虎胡浒那尖锐激动的声音还在洞穴中回荡,带着一种「大局已定,猎物入彀」的狂喜0
他张开双臂,仿佛要以身为锚,将这片精心布置的囚笼彻底钉死,将即将降临的,被削弱的顾清婉牢牢锁在其中。

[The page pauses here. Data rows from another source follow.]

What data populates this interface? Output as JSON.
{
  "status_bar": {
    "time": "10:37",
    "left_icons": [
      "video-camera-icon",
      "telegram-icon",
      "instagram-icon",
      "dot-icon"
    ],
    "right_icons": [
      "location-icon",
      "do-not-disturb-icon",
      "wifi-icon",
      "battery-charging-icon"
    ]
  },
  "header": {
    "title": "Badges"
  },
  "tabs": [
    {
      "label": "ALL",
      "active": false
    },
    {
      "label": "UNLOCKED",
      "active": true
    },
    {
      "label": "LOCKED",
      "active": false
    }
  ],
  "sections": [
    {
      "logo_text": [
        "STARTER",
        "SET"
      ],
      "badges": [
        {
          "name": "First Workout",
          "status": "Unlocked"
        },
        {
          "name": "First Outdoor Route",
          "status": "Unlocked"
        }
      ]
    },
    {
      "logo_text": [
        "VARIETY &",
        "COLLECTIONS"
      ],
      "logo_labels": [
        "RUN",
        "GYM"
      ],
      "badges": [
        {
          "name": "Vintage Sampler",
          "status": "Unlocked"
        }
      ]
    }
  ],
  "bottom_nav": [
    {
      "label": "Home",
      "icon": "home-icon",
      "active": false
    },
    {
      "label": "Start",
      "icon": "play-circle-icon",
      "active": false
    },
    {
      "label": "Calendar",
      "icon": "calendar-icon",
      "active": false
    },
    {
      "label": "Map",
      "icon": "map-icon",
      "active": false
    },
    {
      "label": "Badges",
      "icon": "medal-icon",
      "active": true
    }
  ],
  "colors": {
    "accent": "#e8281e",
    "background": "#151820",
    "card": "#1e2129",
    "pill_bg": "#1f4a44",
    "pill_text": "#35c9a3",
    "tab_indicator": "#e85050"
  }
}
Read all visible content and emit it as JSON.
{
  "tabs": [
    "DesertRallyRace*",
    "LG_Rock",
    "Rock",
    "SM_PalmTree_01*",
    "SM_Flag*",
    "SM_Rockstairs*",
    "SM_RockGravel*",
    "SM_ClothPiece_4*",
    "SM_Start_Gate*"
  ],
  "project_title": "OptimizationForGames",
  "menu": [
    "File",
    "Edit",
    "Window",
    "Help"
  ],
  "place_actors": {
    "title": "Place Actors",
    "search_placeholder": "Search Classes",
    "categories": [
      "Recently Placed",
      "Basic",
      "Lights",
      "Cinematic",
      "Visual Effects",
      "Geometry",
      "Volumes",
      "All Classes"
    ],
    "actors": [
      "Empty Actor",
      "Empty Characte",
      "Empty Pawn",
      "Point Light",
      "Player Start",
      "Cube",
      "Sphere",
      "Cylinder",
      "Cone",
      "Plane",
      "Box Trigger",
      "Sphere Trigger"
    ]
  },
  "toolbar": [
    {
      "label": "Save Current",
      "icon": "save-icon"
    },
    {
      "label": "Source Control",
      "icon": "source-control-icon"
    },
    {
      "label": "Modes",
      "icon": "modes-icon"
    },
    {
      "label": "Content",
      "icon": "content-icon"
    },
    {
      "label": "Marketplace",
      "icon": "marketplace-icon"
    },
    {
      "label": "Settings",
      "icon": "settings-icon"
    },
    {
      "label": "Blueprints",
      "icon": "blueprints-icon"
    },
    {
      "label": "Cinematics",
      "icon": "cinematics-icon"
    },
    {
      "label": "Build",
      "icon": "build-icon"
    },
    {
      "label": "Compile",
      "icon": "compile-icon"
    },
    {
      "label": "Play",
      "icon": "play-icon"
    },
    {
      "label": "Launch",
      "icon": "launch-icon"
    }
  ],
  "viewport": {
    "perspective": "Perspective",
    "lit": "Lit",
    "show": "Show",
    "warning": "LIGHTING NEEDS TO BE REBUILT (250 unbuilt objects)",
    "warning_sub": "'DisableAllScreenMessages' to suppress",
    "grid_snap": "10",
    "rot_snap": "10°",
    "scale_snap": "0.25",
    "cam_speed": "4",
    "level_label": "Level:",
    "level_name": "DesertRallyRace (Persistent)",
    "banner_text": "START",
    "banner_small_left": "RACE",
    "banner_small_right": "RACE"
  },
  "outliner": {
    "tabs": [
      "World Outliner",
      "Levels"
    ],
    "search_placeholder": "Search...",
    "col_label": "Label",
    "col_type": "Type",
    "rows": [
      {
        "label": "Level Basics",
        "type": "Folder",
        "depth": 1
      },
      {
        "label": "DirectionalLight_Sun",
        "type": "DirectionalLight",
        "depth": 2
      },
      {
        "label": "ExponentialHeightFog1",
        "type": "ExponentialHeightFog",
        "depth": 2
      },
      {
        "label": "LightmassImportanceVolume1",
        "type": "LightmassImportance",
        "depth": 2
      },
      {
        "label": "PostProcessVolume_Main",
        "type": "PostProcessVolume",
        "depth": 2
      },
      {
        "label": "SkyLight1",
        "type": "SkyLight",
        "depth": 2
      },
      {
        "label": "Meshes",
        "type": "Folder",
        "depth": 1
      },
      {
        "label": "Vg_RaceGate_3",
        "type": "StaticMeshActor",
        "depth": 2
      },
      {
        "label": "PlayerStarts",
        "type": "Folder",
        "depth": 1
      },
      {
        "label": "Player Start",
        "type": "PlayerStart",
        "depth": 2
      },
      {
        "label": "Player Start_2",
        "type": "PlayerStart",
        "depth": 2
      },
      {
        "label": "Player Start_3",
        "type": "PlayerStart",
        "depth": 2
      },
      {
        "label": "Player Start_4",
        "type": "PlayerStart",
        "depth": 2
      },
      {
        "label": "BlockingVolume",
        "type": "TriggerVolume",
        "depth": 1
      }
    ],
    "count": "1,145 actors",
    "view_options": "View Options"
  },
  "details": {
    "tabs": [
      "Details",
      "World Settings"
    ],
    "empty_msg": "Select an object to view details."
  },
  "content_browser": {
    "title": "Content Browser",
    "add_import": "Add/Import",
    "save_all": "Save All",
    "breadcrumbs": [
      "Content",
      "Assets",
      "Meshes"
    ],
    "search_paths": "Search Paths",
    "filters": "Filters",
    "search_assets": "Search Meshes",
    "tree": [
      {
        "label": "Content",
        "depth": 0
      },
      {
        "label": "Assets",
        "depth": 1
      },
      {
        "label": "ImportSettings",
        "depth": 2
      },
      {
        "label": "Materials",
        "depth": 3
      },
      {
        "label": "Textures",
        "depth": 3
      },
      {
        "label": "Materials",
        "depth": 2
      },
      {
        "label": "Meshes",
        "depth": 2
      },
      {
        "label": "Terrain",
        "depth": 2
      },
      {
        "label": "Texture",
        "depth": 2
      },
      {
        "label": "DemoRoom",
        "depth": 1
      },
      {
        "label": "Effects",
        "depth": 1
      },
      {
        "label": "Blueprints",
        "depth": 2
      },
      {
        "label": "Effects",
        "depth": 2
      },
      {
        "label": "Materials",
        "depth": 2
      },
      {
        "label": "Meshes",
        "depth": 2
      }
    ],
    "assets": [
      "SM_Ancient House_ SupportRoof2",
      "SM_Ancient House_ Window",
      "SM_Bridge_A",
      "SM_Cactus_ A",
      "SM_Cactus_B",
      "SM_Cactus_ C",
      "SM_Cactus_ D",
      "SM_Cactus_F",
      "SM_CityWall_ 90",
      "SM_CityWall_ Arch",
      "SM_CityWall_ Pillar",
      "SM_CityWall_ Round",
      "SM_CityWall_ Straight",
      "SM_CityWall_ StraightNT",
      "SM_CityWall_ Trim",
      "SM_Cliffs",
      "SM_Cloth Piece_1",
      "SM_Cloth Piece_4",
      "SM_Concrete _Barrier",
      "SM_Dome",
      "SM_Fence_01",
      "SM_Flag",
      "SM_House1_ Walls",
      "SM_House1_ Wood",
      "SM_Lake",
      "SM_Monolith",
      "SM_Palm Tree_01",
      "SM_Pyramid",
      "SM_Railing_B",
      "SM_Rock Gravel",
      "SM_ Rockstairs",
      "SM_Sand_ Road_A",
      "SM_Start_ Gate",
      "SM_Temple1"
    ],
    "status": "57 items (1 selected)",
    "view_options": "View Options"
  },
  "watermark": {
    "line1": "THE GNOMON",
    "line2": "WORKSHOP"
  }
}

陆远的心沉到了谷底,望着那些依旧在艰难凝聚,速度慢得令人心焦的黑红色光点。
一股从未有过的感觉,出现在心头。
绝境,真正的绝境。
自己真炁被锁,重伤在身,老头子被困,而最後的底牌顾清婉的降临又被严重迟滞,削弱。
对方却早已布下天罗地网,以逸待劳,甚至目标从一开始就是顾清婉!
怎麽办?
等?
可就目前这个情况,就算清婉来了又能怎样?!
逃?
往哪里逃?
外面是「血骸灵主」和无数邪物,里面是更可怕的陷阱。
冲下去救老头子?以自己现在这副状态,恐怕连虎胡浒这关都过不去。
绝望,真正的绝望。
洞穴深处,那股一直隐隐传来的锁链拖曳声和痛苦闷哼,突然停止了。
紧接着,是一阵极其轻微,仿佛枯叶摩擦,又像是某种软体动物滑过岩石表面的,令人极度不适的粘腻声响。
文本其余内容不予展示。